ARTURO COMAS

(Sevilla, 1982)  

Arturo Comas nace en 1982 en Sevilla (España), tratándose de uno de los jóvenes artistas que experimenta mayor crecimiento en el ámbito nacional español. Con un trabajo basado en el concepto del absurdo, sus imágenes nos ofrecen escenas de situaciones imposibles donde el humor se abre paso entre la ilógica compositiva de los elementos que aparecen en sus obras, haciendo de lo cotidiano un entorno excepcional para el descubrimiento. Su obra indaga en la posibilidad de lo imposible y en la demostración de que la convivencia con la contradicción puede ser estimulante y viable.

El artista hace de lo banal una poderosa arma del pensamiento crítico: la paradoja reside en el delirio de sus construcciones, en el contrasentido de ponernos ante ellos y en el logro de sembrar en el espectador la inquietud y curiosidad. Lo inútil es, por tanto, una utopía materializada, el desafío al sentido común, una muestra estructurada desde la precisión y la intencionalidad de que el objeto no sirva estrictamente para nada; y es por ello que su trabajo supone una lección sobre la sensatez de lo absurdo.

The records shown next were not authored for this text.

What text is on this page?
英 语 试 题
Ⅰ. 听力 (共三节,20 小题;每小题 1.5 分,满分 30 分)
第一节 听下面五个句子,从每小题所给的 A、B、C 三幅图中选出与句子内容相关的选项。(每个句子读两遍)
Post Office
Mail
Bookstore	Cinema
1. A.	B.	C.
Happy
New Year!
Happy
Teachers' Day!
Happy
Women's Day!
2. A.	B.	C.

En su aportación a Confinement Archive nos ofrece una serie de fotografías realizadas en el interior de su hogar durante la etapa de encierro. El artista nos muestra su espacio diario como escenario de creación, mostrándonos que la razón puede llegar a estar sobrevalorada. Y es que el artefacto inútil nunca es erróneo porque nada se espera de él, de modo que todo lo que provoque será considerado una virtud, como la sonrisa, generoso obsequio propio de lo excéntrico y tan necesaria en estos tiempos.

El absurdo siempre está ahí, en todos lados, disfrazado de cotidianidad o lógica, más o menos escondido, pero nos acompaña cada día. Es cierto que este panorama ha encendido una linterna y no deja de apuntarle. Hemos visto dinosaurios salir a tirar la basura, saetas cantadas por el conductor de un autobús y sin imagen sagrada alguna, escuchado mil y una historia explicando con todo lujo de detalles, a cual de ellas más inverosímil, la verdadera procedencia del COVID19 y viendo cómo cada día surgen nuevas propuestas, cada vez más locas, para poder cumplir las medidas de seguridad. Ayer compartí en redes un artículo de un periódico digital donde informaban de que en un bar de Alemania ofrecían gorros con churros de piscina a modo de helicóptero para ayudar a mantener la distancia de seguridad entre sus clientes. Lo acompañaba una fotografía.
 
Esta situación de bloqueo, este nuevo escenario, ha hecho florecer al absurdo más loco. ¿Por qué? Cuanta más incertidumbre mayor es la sensación de absurdo, pero no el del dinosaurio ni el de los churros en la cabeza, ahora me refiero al absurdo del que nos habla(ba) Camus, esa sensación de no entendimiento, de parar y ser más consciente, ese desasosiego de no saber qué será de nosotros, sentir la muerte cerca, recordar que esto se acaba en el momento menos pensado, hacernos preguntas de las que nunca sabremos su respuesta…
 
Si algo puede salvarnos del sinsentido, será el absurdo. Pero tranquilos, ya volverá la lógica cuando volvamos a creer que somos inmortales.